You will dig this. I promise.
Hülder and Die Toten Hosen took the logic of the mass acceptance of punk rock for granted. They accepted as fact the idea that every rock fan in the country would want to hear the sound of classic UK/U.S. punk rock, and they took it for granted that including advocacy, charity, and compassion in that mission was an absolutely requirement; they also embraced the controversy that their left-wing and pro-immigrant positions engendered not only without fear, but with joy.
Hülder took a band whose primary musical models was Sham 69, Johnny Thunder’s Heartbreakers, the U.K. Subs, etcetera and not only said “This band can be bigger than Led Zeppelin,” he actually made it happen (note: Johnny Thunders’ last performance was as a guest on DTH’s version of “Born To Lose”). He did this via remarkable, corny, aggressive, and sometime ridiculous marketing tricks, all based on the idea that everyone in Germany needed this music and this message in their home. Some might compare Hülder to Malcolm McLaren, except we must recall that McLaren was a charlatan and a thief who ultimately cared far more about his own self-promotion and his own sense of concept than he cared about the success or well-being of his artists, and the last thing McLaren cared about was using his music to effective positive social, economic, and cultural change. Hülder never forgot the big picture.
Now, I’m not going to pretend that DTH’s music was pure as the driven snow – ultimately it evolved, quite effectively, into a high-quality and ballad-laden punk/pop/classic rock hybrid that (to American ears) might sound like Bon Jovi guesting with the Real McKenzies and playing Vibrators and Lurkers songs – but they did it the right way, they were a punk rock band that took over the world (at least the considerable parts of it that spoke German), and never sacrificed the values and joy that made them start off in the first place, and they recognized that an essential part of being a punk rocker was standing up for the oppressed. Oh, and some of their best songs are just the kind of extreme, riotous, fist-in-air singalong drinking songs you always hoped a German punk rock band would play.
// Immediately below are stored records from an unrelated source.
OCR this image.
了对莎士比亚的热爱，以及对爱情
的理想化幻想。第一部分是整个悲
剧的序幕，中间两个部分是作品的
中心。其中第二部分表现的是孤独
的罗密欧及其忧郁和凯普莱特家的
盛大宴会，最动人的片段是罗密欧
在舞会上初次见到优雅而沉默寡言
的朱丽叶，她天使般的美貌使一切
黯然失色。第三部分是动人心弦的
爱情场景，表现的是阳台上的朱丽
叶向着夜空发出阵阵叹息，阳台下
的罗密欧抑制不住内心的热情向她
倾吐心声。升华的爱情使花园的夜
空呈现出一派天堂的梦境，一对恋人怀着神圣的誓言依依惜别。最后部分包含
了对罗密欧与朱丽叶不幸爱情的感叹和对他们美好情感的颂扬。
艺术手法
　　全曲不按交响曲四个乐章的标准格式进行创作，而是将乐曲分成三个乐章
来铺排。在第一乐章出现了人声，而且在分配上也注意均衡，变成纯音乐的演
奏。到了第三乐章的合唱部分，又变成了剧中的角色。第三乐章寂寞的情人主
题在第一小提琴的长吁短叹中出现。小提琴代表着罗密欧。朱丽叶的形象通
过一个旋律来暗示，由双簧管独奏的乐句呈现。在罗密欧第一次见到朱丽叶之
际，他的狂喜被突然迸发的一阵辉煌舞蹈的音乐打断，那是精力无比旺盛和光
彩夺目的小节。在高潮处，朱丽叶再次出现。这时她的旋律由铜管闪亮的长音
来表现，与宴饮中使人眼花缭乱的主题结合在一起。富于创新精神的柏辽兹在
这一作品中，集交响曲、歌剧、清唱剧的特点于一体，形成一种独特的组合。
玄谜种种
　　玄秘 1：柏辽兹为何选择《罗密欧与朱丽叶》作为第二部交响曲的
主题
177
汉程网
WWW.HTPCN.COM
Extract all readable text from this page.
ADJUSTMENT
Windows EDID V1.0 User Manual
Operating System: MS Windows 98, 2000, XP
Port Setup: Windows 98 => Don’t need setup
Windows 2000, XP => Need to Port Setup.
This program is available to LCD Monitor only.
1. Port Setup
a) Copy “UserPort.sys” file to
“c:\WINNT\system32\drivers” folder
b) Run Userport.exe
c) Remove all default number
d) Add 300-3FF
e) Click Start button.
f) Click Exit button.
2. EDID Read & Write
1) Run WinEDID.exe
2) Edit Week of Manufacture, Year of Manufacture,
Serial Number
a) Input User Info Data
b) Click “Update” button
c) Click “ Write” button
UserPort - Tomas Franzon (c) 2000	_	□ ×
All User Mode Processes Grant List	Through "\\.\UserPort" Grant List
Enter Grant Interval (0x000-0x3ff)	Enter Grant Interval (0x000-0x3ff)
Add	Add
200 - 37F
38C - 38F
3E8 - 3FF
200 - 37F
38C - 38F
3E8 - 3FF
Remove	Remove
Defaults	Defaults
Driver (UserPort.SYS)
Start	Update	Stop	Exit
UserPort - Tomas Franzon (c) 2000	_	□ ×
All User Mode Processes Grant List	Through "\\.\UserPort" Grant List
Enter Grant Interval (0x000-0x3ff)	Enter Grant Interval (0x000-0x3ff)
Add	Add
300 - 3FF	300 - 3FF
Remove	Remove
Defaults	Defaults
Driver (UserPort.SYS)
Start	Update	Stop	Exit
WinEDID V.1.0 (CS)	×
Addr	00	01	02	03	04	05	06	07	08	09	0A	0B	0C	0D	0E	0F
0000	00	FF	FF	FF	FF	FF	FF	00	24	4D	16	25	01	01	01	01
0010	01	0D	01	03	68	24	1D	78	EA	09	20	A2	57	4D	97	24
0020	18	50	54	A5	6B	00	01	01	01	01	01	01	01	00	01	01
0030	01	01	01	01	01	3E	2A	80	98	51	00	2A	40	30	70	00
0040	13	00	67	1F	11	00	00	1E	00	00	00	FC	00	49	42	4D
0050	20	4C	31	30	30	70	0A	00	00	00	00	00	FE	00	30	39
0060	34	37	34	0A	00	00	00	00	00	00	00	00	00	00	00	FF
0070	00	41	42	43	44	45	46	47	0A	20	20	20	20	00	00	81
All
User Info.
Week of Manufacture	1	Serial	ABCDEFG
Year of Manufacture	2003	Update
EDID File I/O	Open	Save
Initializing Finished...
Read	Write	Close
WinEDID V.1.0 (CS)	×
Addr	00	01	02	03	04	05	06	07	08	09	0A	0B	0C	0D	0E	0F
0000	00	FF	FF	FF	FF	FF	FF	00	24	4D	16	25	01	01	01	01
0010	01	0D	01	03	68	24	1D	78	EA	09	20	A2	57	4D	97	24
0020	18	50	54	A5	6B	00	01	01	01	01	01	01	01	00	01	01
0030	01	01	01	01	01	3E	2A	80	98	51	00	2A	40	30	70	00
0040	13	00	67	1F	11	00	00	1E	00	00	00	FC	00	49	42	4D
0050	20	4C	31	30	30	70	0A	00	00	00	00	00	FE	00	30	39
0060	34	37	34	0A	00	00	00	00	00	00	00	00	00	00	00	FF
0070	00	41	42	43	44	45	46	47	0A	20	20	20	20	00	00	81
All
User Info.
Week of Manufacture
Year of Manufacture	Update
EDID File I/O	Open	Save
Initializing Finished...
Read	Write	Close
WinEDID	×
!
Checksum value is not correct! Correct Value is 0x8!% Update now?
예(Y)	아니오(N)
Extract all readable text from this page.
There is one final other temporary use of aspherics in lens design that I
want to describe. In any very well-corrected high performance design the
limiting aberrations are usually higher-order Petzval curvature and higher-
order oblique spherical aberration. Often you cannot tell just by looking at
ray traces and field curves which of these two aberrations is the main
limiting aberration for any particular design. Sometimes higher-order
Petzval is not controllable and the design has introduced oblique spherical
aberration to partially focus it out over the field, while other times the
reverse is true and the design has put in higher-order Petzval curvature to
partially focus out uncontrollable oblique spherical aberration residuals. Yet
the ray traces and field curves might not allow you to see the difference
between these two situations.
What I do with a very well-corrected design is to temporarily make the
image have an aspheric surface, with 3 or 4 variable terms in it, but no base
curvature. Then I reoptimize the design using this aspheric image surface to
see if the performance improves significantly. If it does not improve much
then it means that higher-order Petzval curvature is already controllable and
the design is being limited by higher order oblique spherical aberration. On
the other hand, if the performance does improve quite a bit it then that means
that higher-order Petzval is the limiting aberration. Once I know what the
I have written, on a number of different occasions, of how completely and utterly important it is to make this extraordinary cultural meme called rock mean something; about how obscene it is to appropriate the clothes and words of the disenfranchised, without actually working for the disenfranchised; about how rock’n’roll is the almost magical distillation of the artistic, melodic, and rhythmic innovations of people who had nothing, who were the utter dregs of society, and how we must honor that legacy.
Die Toten Hosen actually pulled this off. And we have to recognize Jochen Hülder as one of the greatest rock managers of all time.